Finalmente, llegó al lugar, y se dio cuenta de que ahí se encontraba un solitario gigante, que podía tratarse del famoso Andersen. Una vez allí pensó en el tesoro, que podía acabar consiguiéndolo y para ello, se acercó a hablar con el gigante. Antes de hablar con él, se dio cuenta de que había una jaula donde estaban encerrados unos piratas. En esa jaula destacaba un símbolo redondo y brillante idéntico al de la barca con la que había llegado hasta allí. Por lo tanto, como gracias a ellos había conseguido llegar hasta allí, pensó que no podía dejarlos allí encerrados y debía rescatarlos.
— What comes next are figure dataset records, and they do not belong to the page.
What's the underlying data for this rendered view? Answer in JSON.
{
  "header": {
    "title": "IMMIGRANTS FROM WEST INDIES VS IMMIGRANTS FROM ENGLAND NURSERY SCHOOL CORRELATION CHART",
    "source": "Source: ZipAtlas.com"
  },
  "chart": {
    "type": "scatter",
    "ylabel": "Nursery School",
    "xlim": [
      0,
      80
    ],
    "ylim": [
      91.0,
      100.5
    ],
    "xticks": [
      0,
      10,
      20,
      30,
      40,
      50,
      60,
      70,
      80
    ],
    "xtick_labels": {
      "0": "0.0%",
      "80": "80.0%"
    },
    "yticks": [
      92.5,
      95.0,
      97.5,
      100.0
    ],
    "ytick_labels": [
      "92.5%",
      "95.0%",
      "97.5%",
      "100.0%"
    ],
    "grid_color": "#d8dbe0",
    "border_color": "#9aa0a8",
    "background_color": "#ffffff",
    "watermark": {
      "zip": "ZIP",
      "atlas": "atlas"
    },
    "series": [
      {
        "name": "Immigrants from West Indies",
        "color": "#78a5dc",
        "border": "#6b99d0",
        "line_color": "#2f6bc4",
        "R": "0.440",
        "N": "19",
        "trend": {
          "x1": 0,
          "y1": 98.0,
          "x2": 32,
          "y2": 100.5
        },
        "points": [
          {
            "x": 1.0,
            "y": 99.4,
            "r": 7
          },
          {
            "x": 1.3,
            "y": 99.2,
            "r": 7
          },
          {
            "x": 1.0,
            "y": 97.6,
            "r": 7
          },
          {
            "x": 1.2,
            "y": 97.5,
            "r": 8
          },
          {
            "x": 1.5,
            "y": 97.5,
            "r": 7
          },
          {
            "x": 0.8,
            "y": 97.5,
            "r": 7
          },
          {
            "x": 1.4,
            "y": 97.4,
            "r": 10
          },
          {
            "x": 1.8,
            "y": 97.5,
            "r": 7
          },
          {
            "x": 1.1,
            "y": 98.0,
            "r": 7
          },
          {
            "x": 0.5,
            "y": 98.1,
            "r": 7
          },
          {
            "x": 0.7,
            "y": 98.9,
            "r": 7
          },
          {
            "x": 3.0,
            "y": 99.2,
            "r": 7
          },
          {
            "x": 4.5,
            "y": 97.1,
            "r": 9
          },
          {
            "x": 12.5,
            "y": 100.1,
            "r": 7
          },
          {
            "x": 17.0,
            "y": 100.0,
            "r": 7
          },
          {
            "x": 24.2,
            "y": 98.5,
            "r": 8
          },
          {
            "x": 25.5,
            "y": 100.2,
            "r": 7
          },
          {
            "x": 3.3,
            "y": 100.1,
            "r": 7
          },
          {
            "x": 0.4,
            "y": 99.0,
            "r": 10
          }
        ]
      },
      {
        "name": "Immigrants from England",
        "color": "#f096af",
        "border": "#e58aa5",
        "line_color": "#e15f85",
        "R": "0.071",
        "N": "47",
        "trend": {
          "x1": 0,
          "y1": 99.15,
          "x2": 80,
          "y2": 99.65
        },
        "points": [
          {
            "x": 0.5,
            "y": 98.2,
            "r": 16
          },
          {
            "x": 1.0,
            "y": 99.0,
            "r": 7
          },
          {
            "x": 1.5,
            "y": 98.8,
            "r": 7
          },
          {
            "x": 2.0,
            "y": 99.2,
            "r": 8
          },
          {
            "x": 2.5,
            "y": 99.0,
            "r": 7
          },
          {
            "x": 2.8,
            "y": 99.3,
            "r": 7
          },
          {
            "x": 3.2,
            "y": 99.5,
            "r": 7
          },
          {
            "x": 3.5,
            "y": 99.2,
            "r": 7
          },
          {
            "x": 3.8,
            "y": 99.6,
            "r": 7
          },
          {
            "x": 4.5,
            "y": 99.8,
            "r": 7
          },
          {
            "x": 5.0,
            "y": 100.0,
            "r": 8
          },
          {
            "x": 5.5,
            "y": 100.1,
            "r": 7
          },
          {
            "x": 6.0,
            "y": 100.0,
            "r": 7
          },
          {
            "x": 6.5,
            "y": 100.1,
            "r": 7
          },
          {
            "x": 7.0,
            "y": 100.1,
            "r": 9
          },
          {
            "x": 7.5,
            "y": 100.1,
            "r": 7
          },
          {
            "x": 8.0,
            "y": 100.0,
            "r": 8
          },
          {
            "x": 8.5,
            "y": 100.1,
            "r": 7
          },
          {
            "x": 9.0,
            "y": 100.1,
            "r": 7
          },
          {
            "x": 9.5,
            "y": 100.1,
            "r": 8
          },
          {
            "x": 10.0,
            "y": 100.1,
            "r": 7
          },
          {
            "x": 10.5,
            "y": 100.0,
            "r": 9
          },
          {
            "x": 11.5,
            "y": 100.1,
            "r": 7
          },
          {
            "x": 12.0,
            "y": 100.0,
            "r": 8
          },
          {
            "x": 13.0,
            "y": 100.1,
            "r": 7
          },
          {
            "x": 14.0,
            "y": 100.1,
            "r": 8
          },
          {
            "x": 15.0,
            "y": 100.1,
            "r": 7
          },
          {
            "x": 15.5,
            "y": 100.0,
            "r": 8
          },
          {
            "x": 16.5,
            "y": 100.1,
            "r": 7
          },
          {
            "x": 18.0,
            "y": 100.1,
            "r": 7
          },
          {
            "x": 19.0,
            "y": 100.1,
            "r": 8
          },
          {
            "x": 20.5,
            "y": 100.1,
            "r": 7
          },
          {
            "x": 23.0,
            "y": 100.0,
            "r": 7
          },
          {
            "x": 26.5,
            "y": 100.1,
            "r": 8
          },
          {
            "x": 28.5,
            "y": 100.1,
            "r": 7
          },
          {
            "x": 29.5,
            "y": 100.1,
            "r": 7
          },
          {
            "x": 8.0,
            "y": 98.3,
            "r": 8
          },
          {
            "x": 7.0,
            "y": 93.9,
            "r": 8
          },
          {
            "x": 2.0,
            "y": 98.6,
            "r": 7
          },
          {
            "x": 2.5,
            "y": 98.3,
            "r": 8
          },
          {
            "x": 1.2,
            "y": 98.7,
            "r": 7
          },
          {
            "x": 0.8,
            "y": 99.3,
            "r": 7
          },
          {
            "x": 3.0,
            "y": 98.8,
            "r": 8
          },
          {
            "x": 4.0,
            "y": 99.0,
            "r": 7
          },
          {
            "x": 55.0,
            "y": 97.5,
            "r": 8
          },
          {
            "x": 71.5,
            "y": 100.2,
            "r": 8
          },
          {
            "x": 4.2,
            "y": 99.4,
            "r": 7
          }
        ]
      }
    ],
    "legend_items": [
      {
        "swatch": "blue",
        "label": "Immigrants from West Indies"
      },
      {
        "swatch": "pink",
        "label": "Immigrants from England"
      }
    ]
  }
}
No se dejó vencer por el miedo y…¡¡¡¡fue a por todas!!!!
Para conseguir liberar a los piratas, buscó por todos lados unas llaves que podían abrir la jaula. Wendy, cansada de buscar, decidió reunir todas sus fuerzas para hablar con el gigante Andersen. Este, le dijo que para conseguirlas, debería realizar un minijuego que él había creado y nadie había conseguido finalizar. El minijuego, consistía en saltar de tubo a tubo hasta llegar a bajar una bandera. Por suerte, Wendy había jugado mucho al Mario Bros y consiguió pasar el minijuego con facilidad.
Finalmente, Andersen sorprendido porque Wendy había pasado el reto, le tuvo que dar la llave. Con esa llave pudo salvar a los piratas, y estos tan agradecidos con ella, decidieron revelarle el secreto de que esa misma llave también abría el tesoro. Para su sorpresa…¡el tesoro estaba hecho de legumbres doradas! Por lo que al final, juntos, compartieron el tesoro y volvieron a la isla a celebrarlo.